C’était aussi l’opportunité de travailler pour la première fois en français, la langue de mon père. Cela me fait beaucoup réfléchir à la langue, à la traduction et à la quête de compréhension mutuelle. J’observe que, dans le monde, la plupart des problèmes viennent de ce que les gens ne se sont pas bien compris et réagissent trop vite. La danse est un langage très intéressant parce que personne ne le comprend vraiment et que vous êtes en quelque sorte forcé d’essayer de le comprendre.

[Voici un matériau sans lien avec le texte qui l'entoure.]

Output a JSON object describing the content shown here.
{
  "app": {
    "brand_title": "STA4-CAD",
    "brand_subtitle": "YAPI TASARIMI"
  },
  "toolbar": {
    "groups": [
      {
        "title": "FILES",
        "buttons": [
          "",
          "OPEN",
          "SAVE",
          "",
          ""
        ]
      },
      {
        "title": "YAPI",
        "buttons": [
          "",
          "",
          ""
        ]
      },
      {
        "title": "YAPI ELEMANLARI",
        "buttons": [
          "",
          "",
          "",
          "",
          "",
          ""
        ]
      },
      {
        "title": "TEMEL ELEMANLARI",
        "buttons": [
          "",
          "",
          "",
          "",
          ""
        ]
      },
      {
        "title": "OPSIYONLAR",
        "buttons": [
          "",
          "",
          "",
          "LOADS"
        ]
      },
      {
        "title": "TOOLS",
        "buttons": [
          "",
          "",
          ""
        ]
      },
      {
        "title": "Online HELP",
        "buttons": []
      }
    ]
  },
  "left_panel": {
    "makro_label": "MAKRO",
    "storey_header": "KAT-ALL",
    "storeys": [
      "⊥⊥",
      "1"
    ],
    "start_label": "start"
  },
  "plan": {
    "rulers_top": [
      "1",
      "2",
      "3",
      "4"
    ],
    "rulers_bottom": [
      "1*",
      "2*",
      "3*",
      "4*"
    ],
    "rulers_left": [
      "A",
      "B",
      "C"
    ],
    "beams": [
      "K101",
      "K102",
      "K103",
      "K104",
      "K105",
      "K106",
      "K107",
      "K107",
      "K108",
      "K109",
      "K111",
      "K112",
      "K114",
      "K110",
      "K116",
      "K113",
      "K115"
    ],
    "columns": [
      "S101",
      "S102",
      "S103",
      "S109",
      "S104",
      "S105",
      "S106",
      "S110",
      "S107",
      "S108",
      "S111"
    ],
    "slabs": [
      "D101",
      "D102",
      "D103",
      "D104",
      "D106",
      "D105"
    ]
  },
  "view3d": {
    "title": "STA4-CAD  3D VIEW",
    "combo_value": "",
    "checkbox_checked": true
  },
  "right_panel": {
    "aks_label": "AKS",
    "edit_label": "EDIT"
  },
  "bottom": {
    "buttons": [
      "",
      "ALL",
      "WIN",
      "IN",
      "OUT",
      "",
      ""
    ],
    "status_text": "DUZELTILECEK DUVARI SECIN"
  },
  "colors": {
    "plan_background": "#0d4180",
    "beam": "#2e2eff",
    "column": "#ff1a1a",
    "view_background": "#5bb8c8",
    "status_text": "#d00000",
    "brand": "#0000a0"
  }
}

Lorsqu’un danseur effectue un mouvement, toutes les cellules de votre corps se mettent à chercher ce qu’il signifie, quelles émotions il suscite en vous. On est plus proche du sensoriel que de l’intellectuel qui, paradoxalement, nous empêche parfois de vraiment comprendre. En ce sens, la danse est connective: elle passe directement d’un système nerveux à un autre. C’est en cela qu’elle me fascine et c’est pourquoi je la pratique.

Sidi Larbi Cherkaoui

  • 1976: Naissance à Anvers. Cours de danse à l’adolescence.
  • 1995: Remporte le prix du meilleur solo de danse belge avec I Wanna Melt with U.
  • 1996: Etudie pendant un an au P.A.R.T.S.
  • 2000: Première chorégraphie complète, Rien de Rien.
  • 2010: Crée sa propre compagnie de danse: Eastman.
  • Danse avec et chorégraphie pour, notamment, Les Ballets C de la B, Les Ballets de Monte Carlo, Beyoncé, Alanis Morissette, le Cirque du Soleil.
  • 2015-2022: Directeur artistique de l’Opéra Ballet Vlaanderen.
  • Depuis 2022: Directeur artistique du Ballet du Grand Théâtre de Genève.
  • 2023: Reçoit l’Ultima pour l’Algemene Culturele Verdienste, un prix décerné par la Communauté flamande.